Researchers at Trend Micro discovered vulnerabilities of the Sonos and Bose smart speakers. They potentially allow hackers to conduct a wide range of malicious actions from penetrating local networks to playing scary sounds and tracks users don’t like. Detailed description of the problem prepared by the Senior Threat Researcher at Trend Micro Stephen Hill took 47 pages. In a nutshell, it’s very simple: online configuration pages for the devices are not protected by any kind of authentication. Therefore, anyone including criminals can get access to them, which opens a wide range of possibilities in for them.

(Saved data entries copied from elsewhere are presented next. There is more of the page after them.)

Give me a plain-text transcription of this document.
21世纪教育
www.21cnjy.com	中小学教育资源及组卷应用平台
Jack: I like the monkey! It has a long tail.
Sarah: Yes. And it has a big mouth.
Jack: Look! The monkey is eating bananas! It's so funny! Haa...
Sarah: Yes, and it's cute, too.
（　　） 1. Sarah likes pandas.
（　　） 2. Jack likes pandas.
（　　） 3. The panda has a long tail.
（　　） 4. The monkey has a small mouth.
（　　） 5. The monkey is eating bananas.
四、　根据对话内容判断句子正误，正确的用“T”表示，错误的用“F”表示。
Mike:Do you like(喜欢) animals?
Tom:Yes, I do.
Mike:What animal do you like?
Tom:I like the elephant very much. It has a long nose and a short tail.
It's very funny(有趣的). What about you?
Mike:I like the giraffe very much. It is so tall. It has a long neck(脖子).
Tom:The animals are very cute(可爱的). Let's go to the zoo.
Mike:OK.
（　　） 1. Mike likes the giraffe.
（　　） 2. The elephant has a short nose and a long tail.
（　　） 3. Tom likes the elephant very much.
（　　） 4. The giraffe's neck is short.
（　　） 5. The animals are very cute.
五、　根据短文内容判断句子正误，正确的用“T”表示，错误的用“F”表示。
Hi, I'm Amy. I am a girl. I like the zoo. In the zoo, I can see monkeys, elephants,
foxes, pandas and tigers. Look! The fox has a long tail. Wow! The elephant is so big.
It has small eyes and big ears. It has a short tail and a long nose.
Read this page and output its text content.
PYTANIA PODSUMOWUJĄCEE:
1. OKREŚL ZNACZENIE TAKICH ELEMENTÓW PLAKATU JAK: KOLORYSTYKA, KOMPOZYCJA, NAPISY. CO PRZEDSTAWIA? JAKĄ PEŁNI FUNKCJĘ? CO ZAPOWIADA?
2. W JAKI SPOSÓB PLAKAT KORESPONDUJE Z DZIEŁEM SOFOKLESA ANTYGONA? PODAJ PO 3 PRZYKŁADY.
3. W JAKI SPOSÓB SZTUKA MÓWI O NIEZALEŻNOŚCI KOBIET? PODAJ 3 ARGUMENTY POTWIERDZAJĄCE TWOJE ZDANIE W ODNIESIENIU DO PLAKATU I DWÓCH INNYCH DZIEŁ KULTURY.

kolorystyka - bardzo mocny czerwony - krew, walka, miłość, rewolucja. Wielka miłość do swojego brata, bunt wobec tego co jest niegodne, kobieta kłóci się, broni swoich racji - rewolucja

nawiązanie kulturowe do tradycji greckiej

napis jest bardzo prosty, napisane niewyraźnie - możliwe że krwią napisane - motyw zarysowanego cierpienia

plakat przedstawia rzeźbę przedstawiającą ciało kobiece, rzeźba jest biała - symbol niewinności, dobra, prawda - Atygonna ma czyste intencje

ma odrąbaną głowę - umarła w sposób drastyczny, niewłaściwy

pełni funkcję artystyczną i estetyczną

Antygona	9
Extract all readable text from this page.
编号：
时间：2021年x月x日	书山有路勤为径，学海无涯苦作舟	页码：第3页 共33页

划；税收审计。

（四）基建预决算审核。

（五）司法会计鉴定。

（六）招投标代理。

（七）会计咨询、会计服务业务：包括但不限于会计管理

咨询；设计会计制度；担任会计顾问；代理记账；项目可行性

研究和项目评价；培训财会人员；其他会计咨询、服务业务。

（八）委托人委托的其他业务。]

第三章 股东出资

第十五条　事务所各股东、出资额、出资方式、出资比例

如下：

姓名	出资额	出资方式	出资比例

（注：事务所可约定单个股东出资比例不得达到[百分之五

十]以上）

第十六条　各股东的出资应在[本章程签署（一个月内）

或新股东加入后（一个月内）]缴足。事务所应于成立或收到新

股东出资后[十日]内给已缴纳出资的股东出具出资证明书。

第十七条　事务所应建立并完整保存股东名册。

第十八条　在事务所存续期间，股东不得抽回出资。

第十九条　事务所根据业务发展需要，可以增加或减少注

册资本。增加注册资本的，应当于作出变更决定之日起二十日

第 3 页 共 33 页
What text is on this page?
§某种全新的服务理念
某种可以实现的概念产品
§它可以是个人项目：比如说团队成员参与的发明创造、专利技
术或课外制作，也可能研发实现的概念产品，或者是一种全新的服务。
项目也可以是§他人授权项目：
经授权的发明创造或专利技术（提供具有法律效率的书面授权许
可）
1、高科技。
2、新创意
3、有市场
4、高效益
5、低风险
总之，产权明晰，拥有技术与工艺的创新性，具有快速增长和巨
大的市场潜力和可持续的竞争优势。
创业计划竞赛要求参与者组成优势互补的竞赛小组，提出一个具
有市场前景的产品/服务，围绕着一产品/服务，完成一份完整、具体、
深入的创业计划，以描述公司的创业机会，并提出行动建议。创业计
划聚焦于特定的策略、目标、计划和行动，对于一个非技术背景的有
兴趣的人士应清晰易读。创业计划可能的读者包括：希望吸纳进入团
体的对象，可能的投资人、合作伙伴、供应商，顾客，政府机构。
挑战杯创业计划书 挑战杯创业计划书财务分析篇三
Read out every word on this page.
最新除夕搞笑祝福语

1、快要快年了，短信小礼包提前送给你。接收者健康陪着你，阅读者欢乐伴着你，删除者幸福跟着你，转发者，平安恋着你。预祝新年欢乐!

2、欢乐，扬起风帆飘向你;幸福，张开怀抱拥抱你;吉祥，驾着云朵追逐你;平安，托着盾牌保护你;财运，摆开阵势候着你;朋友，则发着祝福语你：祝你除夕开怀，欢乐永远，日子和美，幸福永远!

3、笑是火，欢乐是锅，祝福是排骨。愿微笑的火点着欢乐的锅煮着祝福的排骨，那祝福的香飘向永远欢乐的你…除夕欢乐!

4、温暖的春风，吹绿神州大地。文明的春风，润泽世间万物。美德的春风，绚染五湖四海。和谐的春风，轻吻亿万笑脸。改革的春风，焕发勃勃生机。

For example, hackers can get information on users, their local networks and devices connected to them. In the future, it allows widening the attack by infecting devices with different malware. In addition, knowing music preferences of the user can be useful when organizing targeted phishing attacks. Finally, it’s very easily to make smart speakers play something different from what the owner wants. By the way, these cases have been recorded already: at least two people on the Sonos user forum complained that their speakers played ghostly sounds and explosion effects.

The problem could have been easily avoided if the developers protected access to the settings pages with an authentication panel. Experts also recommend connecting smart speakers only to the local network and not the Internet. Vulnerabilities were discovered in models Sonos Play:1 and Bose SoundTouch, however, they could affect other speakers models as well. Both manufacturers were notified about the problems and Sonos has already released a security update.